Governor Rick Scott signed the bill on April 6, 2016. It took effect July 1, 2016. Certain facilities within the park were also renamed:
- Alphonso Giles Boat Ramp
- Dr. Calvin Shirley Marina Pavilion
- George and Agnes Burrows Osprey Pavilion
- W. George Allen Leatherback Pavilion
About the New Names
- Dr. Von D. Mizell, founding president of the Broward NAACP, petitioned for the creation of a beach for Negro (Black) citizens in 1946, a time when blacks were denied access to the area's public beaches. Over the next seven years, he kept the pressure on until authorities finally relented and directed Broward County Attorney John U. Lloyd to find a new location for the colored beach, which he did in 1951.
- Eula Johnson - The African-American community next asked for a road to be built to access the beach. The county agreed but waited 10 years and was pushed into action because of the famous "wade-in" staged, on July 4, 1961, by then-NAACP chapter President Eula Johnson.
- Alphonso Giles (1922-2015) – The park boat ramp will be named as the Alphonso Giles Boat Ramp in honor of Alphonso Giles who ferried African-American residents to the beach in the days of segregation. The only way residents could get to the "Colored Beach" was by boat. When the bridge was delayed, Mr. Giles used his boat to ferry black residents to the beach. Mr. Giles and his boating club, the Jolly Anglers, successfully petitioned the City to build a dock for black residents who owned boats to use at the park. Mr. Giles was the first black member of the Broward County Marine Advisory Board.

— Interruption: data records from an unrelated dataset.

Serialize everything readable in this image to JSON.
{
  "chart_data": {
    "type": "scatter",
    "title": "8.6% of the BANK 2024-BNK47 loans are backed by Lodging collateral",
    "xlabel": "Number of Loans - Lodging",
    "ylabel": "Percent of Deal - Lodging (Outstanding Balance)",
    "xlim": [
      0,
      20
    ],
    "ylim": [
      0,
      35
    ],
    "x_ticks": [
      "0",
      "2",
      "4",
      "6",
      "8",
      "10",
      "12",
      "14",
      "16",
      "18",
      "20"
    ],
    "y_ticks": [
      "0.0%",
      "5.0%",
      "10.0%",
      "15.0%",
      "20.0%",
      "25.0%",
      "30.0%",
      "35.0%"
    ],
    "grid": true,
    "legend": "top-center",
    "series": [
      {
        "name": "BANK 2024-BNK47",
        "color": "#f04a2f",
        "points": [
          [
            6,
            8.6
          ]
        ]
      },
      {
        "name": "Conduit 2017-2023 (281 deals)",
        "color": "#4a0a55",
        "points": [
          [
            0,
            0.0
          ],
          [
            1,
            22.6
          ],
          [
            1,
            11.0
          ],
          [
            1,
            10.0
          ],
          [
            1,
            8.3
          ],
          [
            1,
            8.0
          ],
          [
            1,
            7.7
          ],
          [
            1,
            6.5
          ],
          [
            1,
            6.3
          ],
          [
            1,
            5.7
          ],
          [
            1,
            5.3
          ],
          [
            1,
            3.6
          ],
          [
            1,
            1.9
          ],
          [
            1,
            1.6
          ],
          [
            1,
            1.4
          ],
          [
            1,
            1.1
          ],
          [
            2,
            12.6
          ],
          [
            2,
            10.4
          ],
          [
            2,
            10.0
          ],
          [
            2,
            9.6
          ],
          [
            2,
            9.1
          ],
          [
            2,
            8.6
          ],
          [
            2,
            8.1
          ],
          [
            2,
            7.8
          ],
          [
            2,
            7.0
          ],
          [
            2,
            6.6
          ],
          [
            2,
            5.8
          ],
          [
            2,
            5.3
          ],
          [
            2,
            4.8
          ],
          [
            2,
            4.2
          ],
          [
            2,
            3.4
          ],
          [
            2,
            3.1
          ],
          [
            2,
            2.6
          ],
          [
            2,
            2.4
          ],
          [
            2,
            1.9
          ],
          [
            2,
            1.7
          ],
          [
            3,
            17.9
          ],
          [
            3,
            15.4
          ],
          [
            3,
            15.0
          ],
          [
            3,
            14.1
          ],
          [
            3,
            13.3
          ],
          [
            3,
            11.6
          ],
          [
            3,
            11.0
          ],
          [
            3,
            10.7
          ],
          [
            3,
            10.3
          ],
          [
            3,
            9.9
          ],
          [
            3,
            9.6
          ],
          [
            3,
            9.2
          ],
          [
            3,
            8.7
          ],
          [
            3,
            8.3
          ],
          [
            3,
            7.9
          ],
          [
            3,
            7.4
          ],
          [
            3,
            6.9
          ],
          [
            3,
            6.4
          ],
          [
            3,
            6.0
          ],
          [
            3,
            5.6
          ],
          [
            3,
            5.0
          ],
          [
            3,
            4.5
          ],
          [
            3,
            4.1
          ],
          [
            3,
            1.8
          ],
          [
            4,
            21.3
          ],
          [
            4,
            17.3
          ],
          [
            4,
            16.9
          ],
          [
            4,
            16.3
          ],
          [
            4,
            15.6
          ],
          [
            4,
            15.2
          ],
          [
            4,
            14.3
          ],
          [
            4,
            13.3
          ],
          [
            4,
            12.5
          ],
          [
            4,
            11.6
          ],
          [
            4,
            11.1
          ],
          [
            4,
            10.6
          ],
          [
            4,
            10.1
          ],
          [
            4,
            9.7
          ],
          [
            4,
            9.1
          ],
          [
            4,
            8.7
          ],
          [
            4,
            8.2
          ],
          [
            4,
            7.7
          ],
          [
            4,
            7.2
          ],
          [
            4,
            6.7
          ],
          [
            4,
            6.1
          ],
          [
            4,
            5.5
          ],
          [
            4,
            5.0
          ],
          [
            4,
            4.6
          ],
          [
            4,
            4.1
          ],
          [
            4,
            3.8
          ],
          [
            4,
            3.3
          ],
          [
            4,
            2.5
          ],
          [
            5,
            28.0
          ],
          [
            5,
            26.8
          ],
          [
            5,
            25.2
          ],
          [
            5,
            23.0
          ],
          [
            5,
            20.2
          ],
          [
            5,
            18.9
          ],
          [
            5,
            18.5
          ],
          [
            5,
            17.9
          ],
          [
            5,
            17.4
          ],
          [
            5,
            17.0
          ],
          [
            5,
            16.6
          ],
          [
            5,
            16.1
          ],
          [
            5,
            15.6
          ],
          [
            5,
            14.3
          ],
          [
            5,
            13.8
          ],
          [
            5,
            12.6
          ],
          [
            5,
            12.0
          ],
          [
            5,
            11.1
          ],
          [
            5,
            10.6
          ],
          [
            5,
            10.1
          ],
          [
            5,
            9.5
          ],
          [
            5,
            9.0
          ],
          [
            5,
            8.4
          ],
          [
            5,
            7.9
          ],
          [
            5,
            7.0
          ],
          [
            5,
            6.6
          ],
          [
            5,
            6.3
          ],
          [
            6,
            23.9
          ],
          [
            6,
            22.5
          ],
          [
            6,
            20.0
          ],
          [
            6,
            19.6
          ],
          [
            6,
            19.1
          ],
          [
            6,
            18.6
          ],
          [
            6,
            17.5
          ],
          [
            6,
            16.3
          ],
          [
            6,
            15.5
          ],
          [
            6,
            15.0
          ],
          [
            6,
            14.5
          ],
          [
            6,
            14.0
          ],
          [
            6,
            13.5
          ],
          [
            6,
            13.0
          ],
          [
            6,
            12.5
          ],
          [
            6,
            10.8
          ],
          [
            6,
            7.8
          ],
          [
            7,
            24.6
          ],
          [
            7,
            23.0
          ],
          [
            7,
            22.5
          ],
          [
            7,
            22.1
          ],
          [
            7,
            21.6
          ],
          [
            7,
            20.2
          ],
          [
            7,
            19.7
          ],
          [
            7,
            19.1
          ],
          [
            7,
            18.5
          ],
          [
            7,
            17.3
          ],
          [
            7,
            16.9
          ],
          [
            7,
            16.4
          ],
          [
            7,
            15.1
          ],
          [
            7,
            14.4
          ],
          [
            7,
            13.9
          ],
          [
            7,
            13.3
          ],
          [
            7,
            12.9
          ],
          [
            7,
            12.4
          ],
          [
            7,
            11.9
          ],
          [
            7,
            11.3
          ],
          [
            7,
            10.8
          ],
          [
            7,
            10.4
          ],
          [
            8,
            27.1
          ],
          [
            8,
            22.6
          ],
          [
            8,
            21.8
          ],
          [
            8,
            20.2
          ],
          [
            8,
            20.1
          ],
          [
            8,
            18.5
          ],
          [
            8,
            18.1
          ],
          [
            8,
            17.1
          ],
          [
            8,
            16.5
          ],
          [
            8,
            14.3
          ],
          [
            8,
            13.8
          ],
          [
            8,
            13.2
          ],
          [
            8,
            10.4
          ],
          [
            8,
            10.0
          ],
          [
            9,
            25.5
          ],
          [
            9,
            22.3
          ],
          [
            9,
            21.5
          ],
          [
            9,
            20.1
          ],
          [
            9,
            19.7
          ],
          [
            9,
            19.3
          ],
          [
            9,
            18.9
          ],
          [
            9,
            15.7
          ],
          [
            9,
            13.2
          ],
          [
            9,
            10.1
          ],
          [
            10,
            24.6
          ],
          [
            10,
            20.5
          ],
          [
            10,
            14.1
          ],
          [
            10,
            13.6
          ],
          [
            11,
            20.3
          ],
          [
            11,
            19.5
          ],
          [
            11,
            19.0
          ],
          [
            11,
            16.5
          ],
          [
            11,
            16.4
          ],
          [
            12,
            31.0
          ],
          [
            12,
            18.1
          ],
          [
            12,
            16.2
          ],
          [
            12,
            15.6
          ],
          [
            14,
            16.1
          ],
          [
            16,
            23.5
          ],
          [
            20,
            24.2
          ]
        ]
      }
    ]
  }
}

- W. George Allen - The Leatherback Pavilion will now be known as the W. George Allen Leatherback Pavilion in honor of Attorney George Allen, the first AfricanAmerican to graduate from the University of Florida Law School who, as a young attorney, filed the law suits that led to the integration of the Broward County public schools and the Broward County's public accommodations.
- Dr. Calvin Shirley (1921-2012) – The Marina pavilion is now named the Dr. Calvin Shirley Marina Pavilion because of his efforts in the civil rights struggle. Along with the three other black doctors in town, Dr. Shirley sued to be permitted on staff at Broward General Hospital, now called Broward Health Medical Center. In the 1960s, he and his wife helped establish a county Health Department branch in the Sistrunk neighborhood. The pair also developed the curriculum for Broward's first school for licensed nurses.
- George and Agnes Burrows - Osprey Pavilion is now named the George and Agnes Burrows Osprey Pavilion because of their efforts in the civil rights and business arena to create opportunities within the community. A child of Bahamian immigrants, Burrows was a World War II veteran who attended Bethune-Cookman College and became a statelicensed master electrician. He went on to fight against a segregated system that limited his services to the black community in Colored Town, and launched a successful career that spanned five decades.
- On July 4, 1961, Dr. Mizell and a small group marched to the white-only beach near Las Olas Boulevard and staged a wade-in protest. This first wave of the historical "wade-in" demonstrations were designed to integrate the area's racially segregrated beaches, and soon after county officials suddenly agreed that a road to the colored beach in Dania Beach needed to be built, presumably to discourage blacks from coming to Fort Lauderdale's white-only beaches.
- In 1973, the former “colored beach” became a state park.
John U. Lloyd
Due to the efforts of John U. Lloyd, Broward County's attorney for 30 years, the state approved the purchase of this property in 1954 and the park was named in his honor.
The park land was purchased by the state from Broward County on August 23, 1973. The initial acquisition of 117 acres cost $15,314,000. Today, the park area encompasses 310 acres between the Atlantic Ocean and the Intracoastal Waterway, stretching from Port Everglades Inlet on the north to Dania on the south.